The early score seemed to settle the team, which had looked disjointed for the first few minutes. From that point on, the U.S. dominated, pressuring and often overwhelming the Paraguayan defense with speed and precise passing. After thirty minutes, Pulisic crossed the ball to Folarin Balogun, who scored. Balogun grew up in England and came through the English youth system, but was eligible to represent the U.S. by virtue of having been born while his mother was on vacation in New York. He was regarded as a promising prospect in England, and when he decided to play for the U.S., after heavy recruitment, it was a coup. He is just the sort of goalscorer that the U.S. has often lacked. “At a certain point you need a guy to put the team on his back,” Leander Schaerlaeckens, author of “The Long Game: U.S. Men’s Soccer and Its Savage, Four-Decade Journey to the Top, or Thereabouts,” told me a few hours before the game. For all of Pulisic’s dazzling skills, he was at his best when he didn’t have to be that guy. “When push comes to shove, the basic chemistry of winning games is, who’s the guy who’s going to take charge?” In Balogun, it seemed Pochettino had found his answer.
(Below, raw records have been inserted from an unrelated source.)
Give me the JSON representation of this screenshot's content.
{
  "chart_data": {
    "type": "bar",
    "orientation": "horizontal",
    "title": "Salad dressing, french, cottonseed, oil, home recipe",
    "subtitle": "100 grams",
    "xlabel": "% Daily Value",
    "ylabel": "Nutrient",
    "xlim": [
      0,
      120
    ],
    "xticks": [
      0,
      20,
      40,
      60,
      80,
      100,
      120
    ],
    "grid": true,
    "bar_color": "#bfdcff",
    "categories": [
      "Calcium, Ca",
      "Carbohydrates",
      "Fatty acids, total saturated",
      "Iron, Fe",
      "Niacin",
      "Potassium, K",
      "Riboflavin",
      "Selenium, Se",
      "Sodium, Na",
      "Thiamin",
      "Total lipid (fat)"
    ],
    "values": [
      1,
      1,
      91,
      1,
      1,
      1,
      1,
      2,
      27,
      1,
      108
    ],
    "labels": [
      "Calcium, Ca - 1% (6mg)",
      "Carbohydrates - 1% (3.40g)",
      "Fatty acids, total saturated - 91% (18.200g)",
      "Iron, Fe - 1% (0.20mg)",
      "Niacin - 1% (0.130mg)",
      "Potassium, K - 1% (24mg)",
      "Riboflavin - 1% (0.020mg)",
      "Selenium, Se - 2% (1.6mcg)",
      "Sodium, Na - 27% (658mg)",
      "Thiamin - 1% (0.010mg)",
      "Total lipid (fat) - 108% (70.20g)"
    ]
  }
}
Twenty minutes later, Balogun scored again, after shaking off a tackle and sending the ball just inside the goalpost. By halftime, the U.S. had controlled the ball for more than seventy per cent of the game and was up 3–0. It was by far the best the team had played since the current coach, Mauricio Pochettino, arrived two years ago, after coaching several high-profile club teams in Europe—and perhaps the best half the team had ever played at a World Cup. It was, at least, hard to imagine them playing any better. The Paraguay players looked stunned. They came into the tournament known for their defense, but, under the attacking pressure of the U.S., had to resort to fouling to slow the Americans down.
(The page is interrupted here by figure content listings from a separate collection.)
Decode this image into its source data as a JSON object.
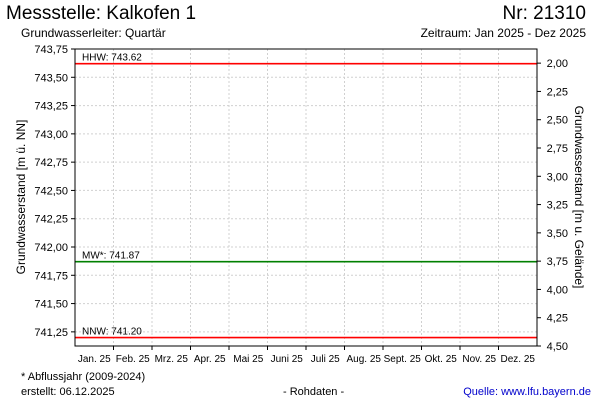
{
  "header": {
    "title": "Messstelle: Kalkofen 1",
    "station_number": "Nr: 21310",
    "subtitle": "Grundwasserleiter: Quartär",
    "period": "Zeitraum: Jan 2025 - Dez 2025"
  },
  "footer": {
    "footnote": "* Abflussjahr (2009-2024)",
    "created": "erstellt:  06.12.2025",
    "raw_data": "- Rohdaten -",
    "source": "Quelle: www.lfu.bayern.de"
  },
  "chart_data": {
    "type": "line",
    "ylabel_left": "Grundwasserstand [m ü. NN]",
    "ylabel_right": "Grundwasserstand [m u. Gelände]",
    "categories": [
      "Jan. 25",
      "Feb. 25",
      "Mrz. 25",
      "Apr. 25",
      "Mai 25",
      "Juni 25",
      "Juli 25",
      "Aug. 25",
      "Sept. 25",
      "Okt. 25",
      "Nov. 25",
      "Dez. 25"
    ],
    "ylim_left": [
      741.125,
      743.75
    ],
    "ylim_right": [
      4.5,
      1.875
    ],
    "left_ticks": [
      "743,75",
      "743,50",
      "743,25",
      "743,00",
      "742,75",
      "742,50",
      "742,25",
      "742,00",
      "741,75",
      "741,50",
      "741,25"
    ],
    "left_tick_values": [
      743.75,
      743.5,
      743.25,
      743.0,
      742.75,
      742.5,
      742.25,
      742.0,
      741.75,
      741.5,
      741.25
    ],
    "right_ticks": [
      "2,00",
      "2,25",
      "2,50",
      "2,75",
      "3,00",
      "3,25",
      "3,50",
      "3,75",
      "4,00",
      "4,25",
      "4,50"
    ],
    "right_tick_values": [
      2.0,
      2.25,
      2.5,
      2.75,
      3.0,
      3.25,
      3.5,
      3.75,
      4.0,
      4.25,
      4.5
    ],
    "grid": true,
    "reference_lines": [
      {
        "label": "HHW: 743.62",
        "value": 743.62,
        "color": "#ff0000"
      },
      {
        "label": "MW*: 741.87",
        "value": 741.87,
        "color": "#008000"
      },
      {
        "label": "NNW: 741.20",
        "value": 741.2,
        "color": "#ff0000"
      }
    ]
  }
}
As the U.S. squad transitioned into a more conservative game-managing approach, the quality fell off slightly, and Paraguay capitalized on a defensive breakdown to score a goal of their own. Then, in the final seconds of stoppage time, Gio Reyna, who’d come on as a substitute, curled a gorgeous shot off the outside of his boot into the goal. It was a redemption for Reyna, who’d been benched during the previous World Cup and criticized by the team’s coach, Gregg Berhalter, for showing a lack of effort in practice—which led to a sordid drama within the team. Berhalter survived the scandal, but he was eventually fired, following an embarrassing showing at another tournament. Now Reyna was being mobbed by his teammates—including Berhalter’s son, also a member of the squad. The team’s four goals were more than the U.S. scored during the entire 2022 World Cup.
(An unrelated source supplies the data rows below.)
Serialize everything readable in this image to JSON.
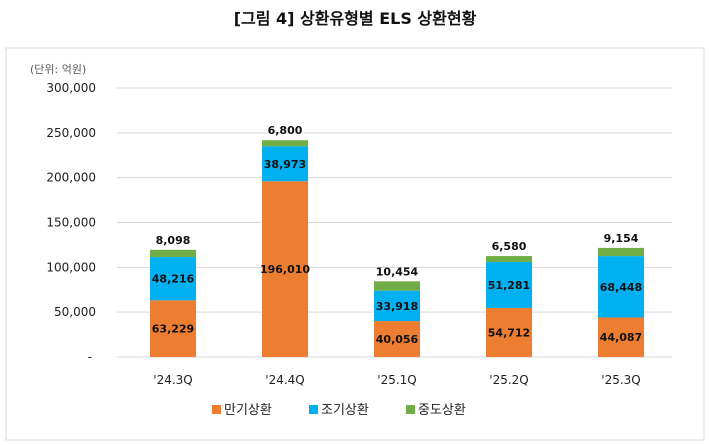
{
  "chart_data": {
    "type": "bar",
    "stacked": true,
    "title": "[그림 4] 상환유형별 ELS 상환현황",
    "unit_label": "(단위: 억원)",
    "categories": [
      "'24.3Q",
      "'24.4Q",
      "'25.1Q",
      "'25.2Q",
      "'25.3Q"
    ],
    "series": [
      {
        "name": "만기상환",
        "color": "#ED7D31",
        "values": [
          63229,
          196010,
          40056,
          54712,
          44087
        ]
      },
      {
        "name": "조기상환",
        "color": "#00B0F0",
        "values": [
          48216,
          38973,
          33918,
          51281,
          68448
        ]
      },
      {
        "name": "중도상환",
        "color": "#70AD47",
        "values": [
          8098,
          6800,
          10454,
          6580,
          9154
        ]
      }
    ],
    "ylim": [
      0,
      300000
    ],
    "yticks": [
      0,
      50000,
      100000,
      150000,
      200000,
      250000,
      300000
    ],
    "ytick_labels": [
      "-",
      "50,000",
      "100,000",
      "150,000",
      "200,000",
      "250,000",
      "300,000"
    ],
    "grid": true,
    "legend": "bottom"
  }
}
“We need to play with passion and make the fans feel proud about what they are seeing on the field, I think, to create that emotional relationship, and then you will do the rest to try to encourage the people to celebrate,” Pochettino said earlier this week. “We need the support of our fans.” That support should deepen as the public becomes more aware of individual players, as they learn the names not only of Pulisic but of McKennie and Balogun and the rest. Still, as Pochettino pointed out, the quickest way to create those emotional relationships, the sense of being part of something, is to win. “A real dream,” Balogun said to reporters after the match, when asked about his experience. “It’s a dreamy night.” ♦
An earlier version of this article misidentified the participants of the Men in Blazers bus tour.